Inheritance tax is charged at 40% on the value of an estate above the nil-rate band of £325,000. For many families, the bulk of that estate is tied up in property — an asset that cannot be liquidated quickly. Life insurance, structured correctly and placed in trust, provides the cash to pay HMRC within the six-month deadline without forcing a sale of the family home.
The Liquidity Problem
Most estates in England and Wales are asset-rich but cash-poor. A family home worth £600,000 may sit alongside only £20,000 in savings. When HMRC demands £110,000 in inheritance tax within six months of death, beneficiaries face a stark choice: sell quickly at a discount, borrow at high cost, or use life insurance proceeds to pay the bill. Life insurance is almost always the most cost-effective solution.
Why the Policy Must Be in Trust
This is the critical step that most people overlook. A life insurance policy that pays out to your estate is included in the estate valuation and taxed at 40%. A policy placed in trust pays out directly to the beneficiaries — bypassing probate entirely and arriving within weeks of death being registered. Without trust placement, the policy payout can itself generate an IHT liability.
Example: A £200,000 whole-of-life policy not in trust adds £200,000 to the estate. If the estate is above the nil-rate band, 40% of that £200,000 — £80,000 — goes to HMRC. Beneficiaries receive £120,000, not £200,000. With a trust, the full £200,000 passes tax-free.
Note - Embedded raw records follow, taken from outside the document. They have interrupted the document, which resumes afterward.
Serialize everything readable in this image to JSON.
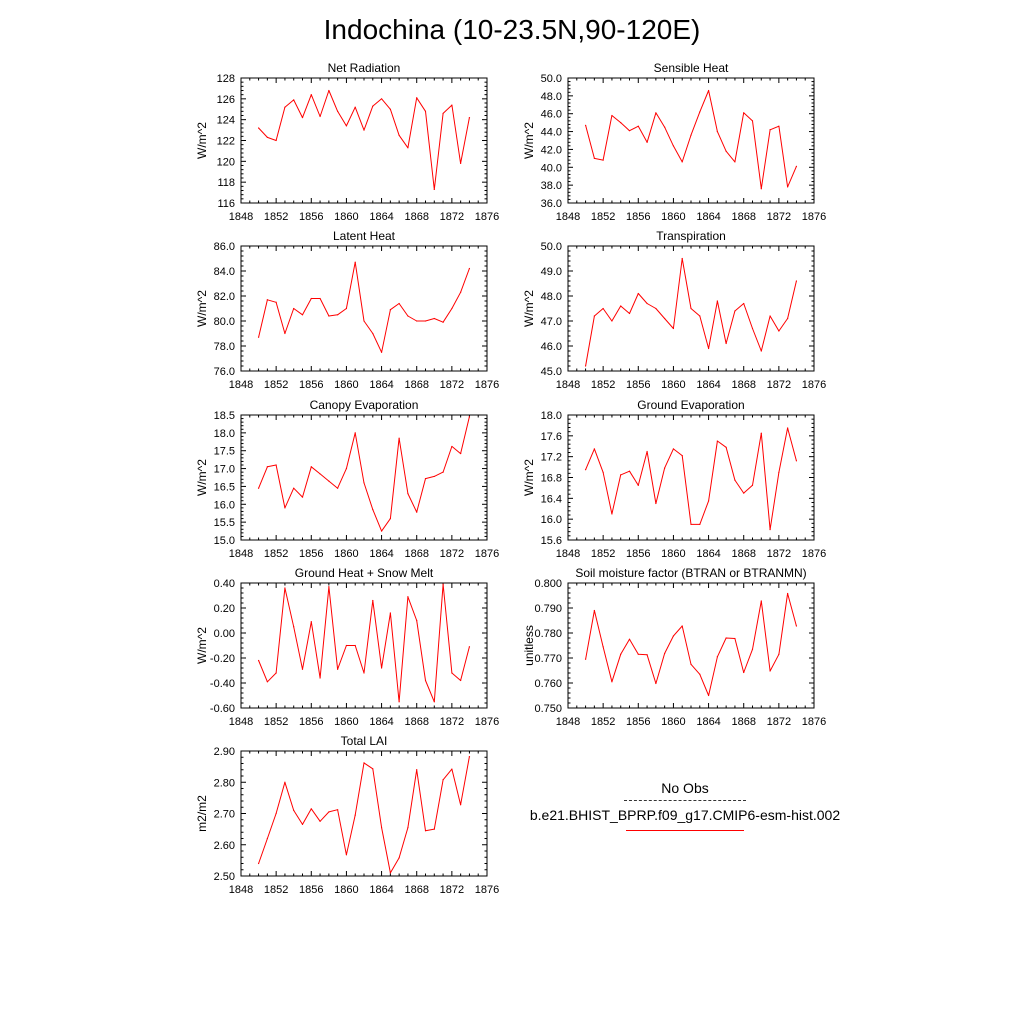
{
  "title": "Indochina (10-23.5N,90-120E)",
  "line_color": "#ff0000",
  "legend": {
    "obs_label": "No Obs",
    "model_label": "b.e21.BHIST_BPRP.f09_g17.CMIP6-esm-hist.002"
  },
  "chart_data": [
    {
      "type": "line",
      "title": "Net Radiation",
      "ylabel": "W/m^2",
      "xlim": [
        1848,
        1876
      ],
      "ylim": [
        116,
        128
      ],
      "xticks": [
        1848,
        1852,
        1856,
        1860,
        1864,
        1868,
        1872,
        1876
      ],
      "yticks": [
        "116",
        "118",
        "120",
        "122",
        "124",
        "126",
        "128"
      ],
      "x": [
        1850,
        1851,
        1852,
        1853,
        1854,
        1855,
        1856,
        1857,
        1858,
        1859,
        1860,
        1861,
        1862,
        1863,
        1864,
        1865,
        1866,
        1867,
        1868,
        1869,
        1870,
        1871,
        1872,
        1873,
        1874
      ],
      "values": [
        123.2,
        122.3,
        122.0,
        125.2,
        125.9,
        124.2,
        126.4,
        124.3,
        126.8,
        124.8,
        123.4,
        125.2,
        123.0,
        125.3,
        126.0,
        125.0,
        122.5,
        121.3,
        126.1,
        124.8,
        117.3,
        124.6,
        125.4,
        119.8,
        124.2
      ]
    },
    {
      "type": "line",
      "title": "Sensible Heat",
      "ylabel": "W/m^2",
      "xlim": [
        1848,
        1876
      ],
      "ylim": [
        36.0,
        50.0
      ],
      "xticks": [
        1848,
        1852,
        1856,
        1860,
        1864,
        1868,
        1872,
        1876
      ],
      "yticks": [
        "36.0",
        "38.0",
        "40.0",
        "42.0",
        "44.0",
        "46.0",
        "48.0",
        "50.0"
      ],
      "x": [
        1850,
        1851,
        1852,
        1853,
        1854,
        1855,
        1856,
        1857,
        1858,
        1859,
        1860,
        1861,
        1862,
        1863,
        1864,
        1865,
        1866,
        1867,
        1868,
        1869,
        1870,
        1871,
        1872,
        1873,
        1874
      ],
      "values": [
        44.7,
        41.0,
        40.8,
        45.8,
        45.0,
        44.1,
        44.6,
        42.8,
        46.1,
        44.5,
        42.4,
        40.6,
        43.6,
        46.2,
        48.6,
        44.0,
        41.8,
        40.6,
        46.1,
        45.2,
        37.6,
        44.2,
        44.6,
        37.8,
        40.1
      ]
    },
    {
      "type": "line",
      "title": "Latent Heat",
      "ylabel": "W/m^2",
      "xlim": [
        1848,
        1876
      ],
      "ylim": [
        76.0,
        86.0
      ],
      "xticks": [
        1848,
        1852,
        1856,
        1860,
        1864,
        1868,
        1872,
        1876
      ],
      "yticks": [
        "76.0",
        "78.0",
        "80.0",
        "82.0",
        "84.0",
        "86.0"
      ],
      "x": [
        1850,
        1851,
        1852,
        1853,
        1854,
        1855,
        1856,
        1857,
        1858,
        1859,
        1860,
        1861,
        1862,
        1863,
        1864,
        1865,
        1866,
        1867,
        1868,
        1869,
        1870,
        1871,
        1872,
        1873,
        1874
      ],
      "values": [
        78.7,
        81.7,
        81.5,
        79.0,
        81.0,
        80.5,
        81.8,
        81.8,
        80.4,
        80.5,
        81.0,
        84.7,
        80.0,
        79.0,
        77.5,
        80.9,
        81.4,
        80.4,
        80.0,
        80.0,
        80.2,
        79.9,
        81.0,
        82.3,
        84.2
      ]
    },
    {
      "type": "line",
      "title": "Transpiration",
      "ylabel": "W/m^2",
      "xlim": [
        1848,
        1876
      ],
      "ylim": [
        45.0,
        50.0
      ],
      "xticks": [
        1848,
        1852,
        1856,
        1860,
        1864,
        1868,
        1872,
        1876
      ],
      "yticks": [
        "45.0",
        "46.0",
        "47.0",
        "48.0",
        "49.0",
        "50.0"
      ],
      "x": [
        1850,
        1851,
        1852,
        1853,
        1854,
        1855,
        1856,
        1857,
        1858,
        1859,
        1860,
        1861,
        1862,
        1863,
        1864,
        1865,
        1866,
        1867,
        1868,
        1869,
        1870,
        1871,
        1872,
        1873,
        1874
      ],
      "values": [
        45.2,
        47.2,
        47.5,
        47.0,
        47.6,
        47.3,
        48.1,
        47.7,
        47.5,
        47.1,
        46.7,
        49.5,
        47.5,
        47.2,
        45.9,
        47.8,
        46.1,
        47.4,
        47.7,
        46.7,
        45.8,
        47.2,
        46.6,
        47.1,
        48.6
      ]
    },
    {
      "type": "line",
      "title": "Canopy Evaporation",
      "ylabel": "W/m^2",
      "xlim": [
        1848,
        1876
      ],
      "ylim": [
        15.0,
        18.5
      ],
      "xticks": [
        1848,
        1852,
        1856,
        1860,
        1864,
        1868,
        1872,
        1876
      ],
      "yticks": [
        "15.0",
        "15.5",
        "16.0",
        "16.5",
        "17.0",
        "17.5",
        "18.0",
        "18.5"
      ],
      "x": [
        1850,
        1851,
        1852,
        1853,
        1854,
        1855,
        1856,
        1857,
        1858,
        1859,
        1860,
        1861,
        1862,
        1863,
        1864,
        1865,
        1866,
        1867,
        1868,
        1869,
        1870,
        1871,
        1872,
        1873,
        1874
      ],
      "values": [
        16.45,
        17.05,
        17.1,
        15.9,
        16.45,
        16.2,
        17.05,
        16.85,
        16.65,
        16.45,
        17.0,
        18.0,
        16.6,
        15.85,
        15.25,
        15.6,
        17.85,
        16.3,
        15.78,
        16.72,
        16.78,
        16.9,
        17.62,
        17.42,
        18.45
      ]
    },
    {
      "type": "line",
      "title": "Ground Evaporation",
      "ylabel": "W/m^2",
      "xlim": [
        1848,
        1876
      ],
      "ylim": [
        15.6,
        18.0
      ],
      "xticks": [
        1848,
        1852,
        1856,
        1860,
        1864,
        1868,
        1872,
        1876
      ],
      "yticks": [
        "15.6",
        "16.0",
        "16.4",
        "16.8",
        "17.2",
        "17.6",
        "18.0"
      ],
      "x": [
        1850,
        1851,
        1852,
        1853,
        1854,
        1855,
        1856,
        1857,
        1858,
        1859,
        1860,
        1861,
        1862,
        1863,
        1864,
        1865,
        1866,
        1867,
        1868,
        1869,
        1870,
        1871,
        1872,
        1873,
        1874
      ],
      "values": [
        16.95,
        17.35,
        16.9,
        16.1,
        16.85,
        16.92,
        16.65,
        17.3,
        16.3,
        16.98,
        17.35,
        17.22,
        15.9,
        15.9,
        16.35,
        17.5,
        17.38,
        16.75,
        16.5,
        16.65,
        17.65,
        15.8,
        16.9,
        17.75,
        17.12
      ]
    },
    {
      "type": "line",
      "title": "Ground Heat + Snow Melt",
      "ylabel": "W/m^2",
      "xlim": [
        1848,
        1876
      ],
      "ylim": [
        -0.6,
        0.4
      ],
      "xticks": [
        1848,
        1852,
        1856,
        1860,
        1864,
        1868,
        1872,
        1876
      ],
      "yticks": [
        "-0.60",
        "-0.40",
        "-0.20",
        "0.00",
        "0.20",
        "0.40"
      ],
      "x": [
        1850,
        1851,
        1852,
        1853,
        1854,
        1855,
        1856,
        1857,
        1858,
        1859,
        1860,
        1861,
        1862,
        1863,
        1864,
        1865,
        1866,
        1867,
        1868,
        1869,
        1870,
        1871,
        1872,
        1873,
        1874
      ],
      "values": [
        -0.22,
        -0.39,
        -0.32,
        0.36,
        0.05,
        -0.29,
        0.09,
        -0.36,
        0.37,
        -0.29,
        -0.1,
        -0.1,
        -0.32,
        0.26,
        -0.28,
        0.16,
        -0.55,
        0.29,
        0.1,
        -0.38,
        -0.55,
        0.39,
        -0.32,
        -0.38,
        -0.11
      ]
    },
    {
      "type": "line",
      "title": "Soil moisture factor (BTRAN or BTRANMN)",
      "ylabel": "unitless",
      "xlim": [
        1848,
        1876
      ],
      "ylim": [
        0.75,
        0.8
      ],
      "xticks": [
        1848,
        1852,
        1856,
        1860,
        1864,
        1868,
        1872,
        1876
      ],
      "yticks": [
        "0.750",
        "0.760",
        "0.770",
        "0.780",
        "0.790",
        "0.800"
      ],
      "x": [
        1850,
        1851,
        1852,
        1853,
        1854,
        1855,
        1856,
        1857,
        1858,
        1859,
        1860,
        1861,
        1862,
        1863,
        1864,
        1865,
        1866,
        1867,
        1868,
        1869,
        1870,
        1871,
        1872,
        1873,
        1874
      ],
      "values": [
        0.7695,
        0.789,
        0.7745,
        0.7605,
        0.7715,
        0.7775,
        0.7715,
        0.7713,
        0.7598,
        0.7718,
        0.7788,
        0.7828,
        0.7675,
        0.7635,
        0.755,
        0.7705,
        0.778,
        0.7778,
        0.7642,
        0.7735,
        0.7928,
        0.7648,
        0.7715,
        0.7958,
        0.7828
      ]
    },
    {
      "type": "line",
      "title": "Total LAI",
      "ylabel": "m2/m2",
      "xlim": [
        1848,
        1876
      ],
      "ylim": [
        2.5,
        2.9
      ],
      "xticks": [
        1848,
        1852,
        1856,
        1860,
        1864,
        1868,
        1872,
        1876
      ],
      "yticks": [
        "2.50",
        "2.60",
        "2.70",
        "2.80",
        "2.90"
      ],
      "x": [
        1850,
        1851,
        1852,
        1853,
        1854,
        1855,
        1856,
        1857,
        1858,
        1859,
        1860,
        1861,
        1862,
        1863,
        1864,
        1865,
        1866,
        1867,
        1868,
        1869,
        1870,
        1871,
        1872,
        1873,
        1874
      ],
      "values": [
        2.54,
        2.62,
        2.7,
        2.8,
        2.71,
        2.665,
        2.715,
        2.675,
        2.705,
        2.712,
        2.568,
        2.695,
        2.862,
        2.843,
        2.655,
        2.51,
        2.558,
        2.655,
        2.84,
        2.645,
        2.65,
        2.808,
        2.842,
        2.728,
        2.882
      ]
    }
  ]
}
Whole-of-Life vs Term Insurance
Whole-of-life insurance guarantees a payout whenever you die — making it ideal for covering a permanent IHT liability. Term insurance covers a fixed period and is cheaper, but the policy may expire before death. For IHT planning, whole-of-life is generally preferred unless you are covering a specific time-limited risk, such as the seven-year PET period on a large gift.